Mögliche Wende im Bürgerkrieg in Libyen: Nach nächtlichen Kämpfen zwischen Aufständischen und Regierungstruppen in Tripolis soll der bedrängte Machthaber Muammar al-Gaddafi die Hauptstadt in Richtung algerische Grenze verlassen haben.
Aus gut informierten Kreisen in Tripolis verlautete am Sonntag, er halte sich mit seiner Familie in einer Region unweit der Grenze auf. Im Stadtzentrum, das noch von Gaddafis Anhängern kontrolliert wird, herrschte am Sonntagvormittag wieder Ruhe.
Eine Bestätigung für die Nachricht von der Flucht Gaddafis aus Tripolis gab es zunächst aber nicht - weder von den Rebellen noch von algerischer Seite. Ein Beamter des Außenministeriums in Algier sagte auf Anfrage, Gaddafi halte sich derzeit nicht in Algerien auf.
In der Nacht hatte es in Tripolis Kämpfe zwischen Gaddafis Truppen und Aufständischen gegeben. Nach Angaben von Augenzeugen werden die Viertel Tadschura und Suk al-Dschumaa inzwischen von den Rebellen beherrscht. Die Kämpfer hätten auch die Kontrolle über den Internationalen Flughafen von Tripolis übernommen, berichtete ein Rebellensender. Anwohner hörten bis zum Morgengrauen Schüsse und Luftangriffe der Nato.
Der arabische Fernsehsender Al Arabija berichtete, die Aufständischen hätten Dutzende Soldaten Gaddafis gefangen genommen. Doch auch die Aufständischen erlitten hohe Verluste. Allein bei den Gefechten im Stadtviertel Tadschura kamen nach Angaben eines Rebellenführers laut Al-Dschasira mindestens 123 Aufständische ums Leben.
Nato: 22 Ziele in Tripolis bombardiert
Der Vorsitzende des Übergangsrates, Mustafa Abdul Dschalil, sagte Al-Dschasira, dass alle Aktionen vorbereitet und koordiniert seien. Die Nato hatte ihre Kampfeinsätze am Samstag stark auf Libyens Hauptstadt konzentriert. Die Kampfjets der internationalen Truppen hätten allein in Tripolis 22 Ziele angegriffen, berichtete die Nato am Sonntag in Brüssel.
Attackiert wurden demnach Militäreinrichtungen, Lagerhallen, gepanzerte Fahrzeuge, Raketen und Raketenwerfer sowie Radarsysteme. Insgesamt habe die Nato am Samstag 36 Kampfeinsätze über Libyen geflogen. Neben Tripolis griff das Bündnis auch Ziele in Sirte, Al-Brega und Slitan an.
Aus der Industriezone der monatelang umkämpften und zuletzt von den Rebellen eingenommenen Öl- und Hafenstadt Al-Brega mussten sich die Aufständischen nach eigenen Angaben wegen starken Beschusses durch die Gaddafi-Truppen am Samstag wieder zurückziehen.

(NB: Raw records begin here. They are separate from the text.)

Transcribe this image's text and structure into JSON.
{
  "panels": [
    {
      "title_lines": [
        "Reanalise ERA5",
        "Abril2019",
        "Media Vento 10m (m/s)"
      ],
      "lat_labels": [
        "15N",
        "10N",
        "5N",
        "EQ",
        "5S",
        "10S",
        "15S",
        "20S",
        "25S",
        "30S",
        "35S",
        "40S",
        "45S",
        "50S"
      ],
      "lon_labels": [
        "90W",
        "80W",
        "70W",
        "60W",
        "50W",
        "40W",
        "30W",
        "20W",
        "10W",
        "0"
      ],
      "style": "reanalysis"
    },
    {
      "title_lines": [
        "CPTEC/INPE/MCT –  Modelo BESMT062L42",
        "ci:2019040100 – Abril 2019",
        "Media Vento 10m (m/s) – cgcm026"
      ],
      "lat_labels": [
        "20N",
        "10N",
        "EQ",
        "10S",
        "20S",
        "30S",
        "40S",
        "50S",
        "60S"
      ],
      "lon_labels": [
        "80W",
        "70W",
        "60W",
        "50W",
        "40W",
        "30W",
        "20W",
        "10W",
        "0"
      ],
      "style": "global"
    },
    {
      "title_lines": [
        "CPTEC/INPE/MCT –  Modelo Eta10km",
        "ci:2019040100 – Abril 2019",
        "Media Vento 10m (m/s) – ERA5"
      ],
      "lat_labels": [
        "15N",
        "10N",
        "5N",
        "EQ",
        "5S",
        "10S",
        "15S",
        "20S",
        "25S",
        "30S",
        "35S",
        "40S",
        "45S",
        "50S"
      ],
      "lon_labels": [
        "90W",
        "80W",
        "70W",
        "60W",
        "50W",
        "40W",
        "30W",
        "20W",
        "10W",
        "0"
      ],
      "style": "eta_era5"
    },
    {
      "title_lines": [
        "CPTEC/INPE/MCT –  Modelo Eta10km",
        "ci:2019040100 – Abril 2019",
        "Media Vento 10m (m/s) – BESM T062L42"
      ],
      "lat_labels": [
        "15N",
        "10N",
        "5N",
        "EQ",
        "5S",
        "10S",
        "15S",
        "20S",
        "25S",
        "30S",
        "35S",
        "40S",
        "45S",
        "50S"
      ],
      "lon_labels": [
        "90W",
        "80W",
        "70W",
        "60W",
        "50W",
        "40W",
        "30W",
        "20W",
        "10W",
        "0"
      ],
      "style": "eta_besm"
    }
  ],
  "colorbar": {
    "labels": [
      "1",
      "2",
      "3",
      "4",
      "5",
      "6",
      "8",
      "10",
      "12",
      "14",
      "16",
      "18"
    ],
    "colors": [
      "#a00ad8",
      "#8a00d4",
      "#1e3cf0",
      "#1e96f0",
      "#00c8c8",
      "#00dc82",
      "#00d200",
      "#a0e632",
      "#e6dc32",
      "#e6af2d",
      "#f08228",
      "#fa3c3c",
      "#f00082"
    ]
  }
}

Der Übergangsrat der Rebellen hatte in den vergangenen Monaten mehrfach erklärt, für die Eroberung von Tripolis setzte man auf den "Kollaps des Regimes" und die Unterstützung durch "geheime Zellen" von Sympathisanten in Tripolis. In den vergangenen Tagen hatten die Rebellen auf ihrem Vormarsch nach Tripolis große Geländegewinne erzielt.
Nach mehreren westlichen Ländern erkennt nun auch Tunesien den Übergangsrat der Rebellen als legitime Vertretung des libyschen Volkes an. Das an Libyen grenzende Tunesien war in der Vergangenheit immer wieder unter den Einfluss des Konfliktes geraten. Erst in der Nacht zu Samstag war es in einer Grenzregion zu Gefechten zwischen tunesischen Soldaten und unbekannten Bewaffneten gekommen.